D’où l’inquiétude de certains secteurs politiques, issus de la majorité (UMP et Nouveau centre) qui commencent à prendre leurs distances avec le clan formé autour de Nicolas Sarkozy. Certes, Dominique de Villepin est mis sur la touche, hors course du fait du procès Clearstream…La poignée de parlementaires qui lui sont dévoués ne fait pas le poids. Les rumeurs se répandent autour d’une ambition personnelle de Jean-François Copé. Celui-ci se préparerait à la succession élyséenne, mais, faute d’envergure nationale, le président du groupe parlementaire UMP, ne semble pas répondre aux conditions d’une alternance victorieuse à droite.

 

C’est alors que les médias diffusent le « C’est tout de même se foutre du monde », lancé par Alain Juppé, dans une interview tonitruante, donnée au quotidien Sud Ouest*.

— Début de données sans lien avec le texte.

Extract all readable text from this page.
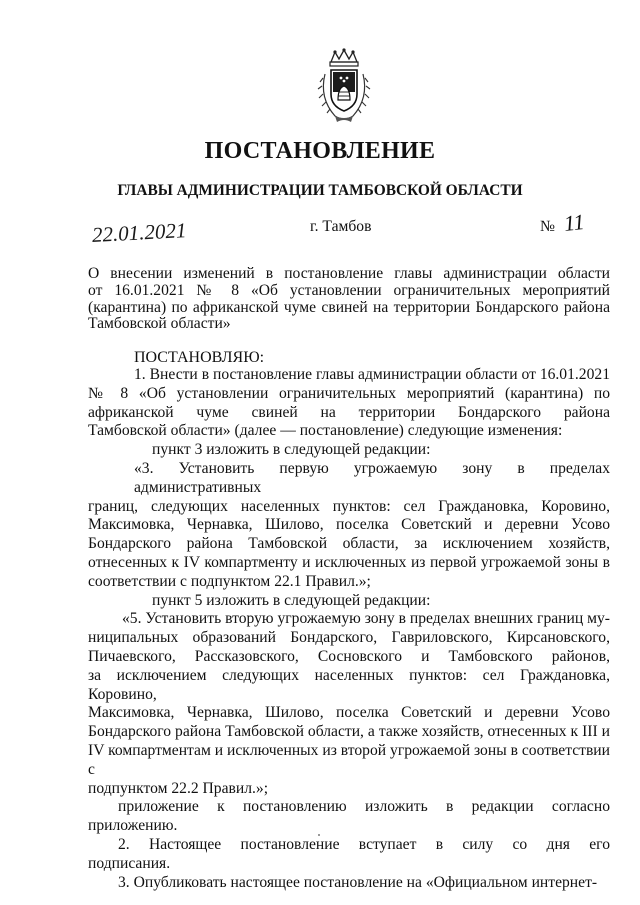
ПОСТАНОВЛЕНИЕ
ГЛАВЫ АДМИНИСТРАЦИИ ТАМБОВСКОЙ ОБЛАСТИ
22.01.2021	г. Тамбов	№ 11
О внесении изменений в постановление главы администрации области
от 16.01.2021 № 8 «Об установлении ограничительных мероприятий
(карантина) по африканской чуме свиней на территории Бондарского района
Тамбовской области»
ПОСТАНОВЛЯЮ:
1. Внести в постановление главы администрации области от 16.01.2021
№ 8 «Об установлении ограничительных мероприятий (карантина) по
африканской чуме свиней на территории Бондарского района
Тамбовской области» (далее — постановление) следующие изменения:
пункт 3 изложить в следующей редакции:
«3. Установить первую угрожаемую зону в пределах административных
границ, следующих населенных пунктов: сел Граждановка, Коровино,
Максимовка, Чернавка, Шилово, поселка Советский и деревни Усово
Бондарского района Тамбовской области, за исключением хозяйств,
отнесенных к IV компартменту и исключенных из первой угрожаемой зоны в
соответствии с подпунктом 22.1 Правил.»;
пункт 5 изложить в следующей редакции:
«5. Установить вторую угрожаемую зону в пределах внешних границ му-
ниципальных образований Бондарского, Гавриловского, Кирсановского,
Пичаевского, Рассказовского, Сосновского и Тамбовского районов,
за исключением следующих населенных пунктов: сел Граждановка, Коровино,
Максимовка, Чернавка, Шилово, поселка Советский и деревни Усово
Бондарского района Тамбовской области, а также хозяйств, отнесенных к III и
IV компартментам и исключенных из второй угрожаемой зоны в соответствии с
подпунктом 22.2 Правил.»;
приложение к постановлению изложить в редакции согласно
приложению.
2. Настоящее постановление вступает в силу со дня его
подписания.
3. Опубликовать настоящее постановление на «Официальном интернет-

L’ancien premier ministre vise directement le président de la République, à travers sa réforme des collectivités territoriales et la suppression de la taxe professionnelle. Juppé annonce même qu’il sera au premier rang des contestataires…

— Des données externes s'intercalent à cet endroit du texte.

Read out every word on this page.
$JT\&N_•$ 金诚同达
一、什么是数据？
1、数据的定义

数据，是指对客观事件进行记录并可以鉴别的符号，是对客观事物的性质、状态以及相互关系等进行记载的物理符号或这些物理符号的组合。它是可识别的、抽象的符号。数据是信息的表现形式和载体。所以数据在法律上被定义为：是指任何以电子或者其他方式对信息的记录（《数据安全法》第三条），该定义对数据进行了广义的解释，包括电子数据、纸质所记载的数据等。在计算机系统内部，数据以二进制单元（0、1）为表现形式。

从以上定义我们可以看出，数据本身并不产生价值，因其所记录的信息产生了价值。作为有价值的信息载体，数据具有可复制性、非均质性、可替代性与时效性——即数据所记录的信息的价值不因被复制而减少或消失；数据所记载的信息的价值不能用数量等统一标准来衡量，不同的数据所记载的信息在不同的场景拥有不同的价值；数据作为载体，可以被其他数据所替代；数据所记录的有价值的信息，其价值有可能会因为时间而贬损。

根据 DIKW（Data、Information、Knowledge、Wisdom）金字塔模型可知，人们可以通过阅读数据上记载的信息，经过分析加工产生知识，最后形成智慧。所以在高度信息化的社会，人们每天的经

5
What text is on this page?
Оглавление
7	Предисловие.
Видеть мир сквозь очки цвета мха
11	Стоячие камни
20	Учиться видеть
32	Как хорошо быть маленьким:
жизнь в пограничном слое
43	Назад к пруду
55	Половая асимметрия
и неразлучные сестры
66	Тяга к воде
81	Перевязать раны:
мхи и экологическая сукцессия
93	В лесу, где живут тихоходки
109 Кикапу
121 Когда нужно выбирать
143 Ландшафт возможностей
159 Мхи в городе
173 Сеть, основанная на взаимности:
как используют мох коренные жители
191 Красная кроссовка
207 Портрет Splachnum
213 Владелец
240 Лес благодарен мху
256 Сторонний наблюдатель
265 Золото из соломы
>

La réforme concoctée par Sarkozy dresse contre elle tous les élus locaux, les conseillers généraux, entre autres, menacés de suppression, et les maires, frustrés de la taxe professionnelle. Cette hostilité partagée par nombre d’élus de l’UMP et du Nouveau Centre fournit à l’ancien Premier ministre, maire de Bordeaux, l’occasion de se présenter comme le représentant des libertés locales, et plus encore de la France profonde ?

 

Ces hostilités, engagée au sein de la droite, ne sont pas encore la guerre.

 

Mais, comme le célèbre « Oui, mais ;;; »,  de Valéry Giscard d’Estaing, vis-à-vis du général de Gaulle, en 1969, ou la « déclaration de Cochin » de Chirac contre ce même Giscard, en 1976, n’est-ce pas le signe que la droite, ou mieux, le grand patronat, se cherche un nouveau leader, moins déconsidéré, d’allure plus « civilisée », susceptible de poursuivre, avec moins d’aléas, la même politique ?

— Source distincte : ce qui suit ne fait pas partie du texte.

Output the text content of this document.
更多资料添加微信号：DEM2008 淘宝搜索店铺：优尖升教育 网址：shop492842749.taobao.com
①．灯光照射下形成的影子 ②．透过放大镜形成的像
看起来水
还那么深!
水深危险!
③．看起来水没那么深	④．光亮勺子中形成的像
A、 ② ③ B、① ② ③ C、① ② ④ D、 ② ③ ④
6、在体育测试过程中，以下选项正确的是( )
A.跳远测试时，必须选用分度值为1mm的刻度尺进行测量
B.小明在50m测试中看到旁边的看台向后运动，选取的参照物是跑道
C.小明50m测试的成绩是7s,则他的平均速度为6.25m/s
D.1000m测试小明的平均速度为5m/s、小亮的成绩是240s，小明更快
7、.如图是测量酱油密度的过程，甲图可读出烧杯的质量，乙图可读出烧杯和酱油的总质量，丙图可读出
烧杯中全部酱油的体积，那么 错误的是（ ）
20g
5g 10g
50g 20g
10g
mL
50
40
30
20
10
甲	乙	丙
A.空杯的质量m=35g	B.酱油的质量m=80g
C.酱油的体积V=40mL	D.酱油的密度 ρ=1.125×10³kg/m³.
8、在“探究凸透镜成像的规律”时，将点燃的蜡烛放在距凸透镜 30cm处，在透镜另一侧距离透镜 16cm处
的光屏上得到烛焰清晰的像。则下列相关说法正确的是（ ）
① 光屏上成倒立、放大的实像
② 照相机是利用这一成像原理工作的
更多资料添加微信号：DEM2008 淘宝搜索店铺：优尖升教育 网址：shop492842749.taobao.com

Cette éventualité devrait faire réfléchir tous ceux qui font du seul Nicolas Sarkozy l’unique cible, alors que notre réflexion devrait conduire à privilégier ceux qui manient les marionnettes, et non seulement les marionnettes elles-mêmes.

 

 

Jean LEVY

  • * EXTRAIT DE L’INTERVIEW DONNEE PAR ALAIN JUPPE A SUD OUEST / :
  • Interrogé sur le projet de loi concernant la réforme des Collectivités territoriales,
  • Alain JUPPE répond :
  • « La réforme ne sera pas adoptée avant l’été 2010. Pour en revenir à la taxe professionnelle, cela ne va pas être simple. Il faut dire que le gouvernement cherche la provocation. »
  • Pourquoi ?
  • « Le premier texte évoquait une compensation mais dégressive. Moins de 5% chaque année pendant vingt ans. Dès la deuxième année, la CUB perdrait plusieurs millions.

C’est tout de même se foutre du monde ! Le président Sarkozy avait promis une compensation euro par euro, mais il avait oublié de dire pendant un an seulement.

Jeudi et vendredi, pour les Journées des communautés urbaines, cela va être un festival anti-gouvernemental ».

           

            Vous serez présent ?

            

           « Bien sûr, je fais l’ouverture ».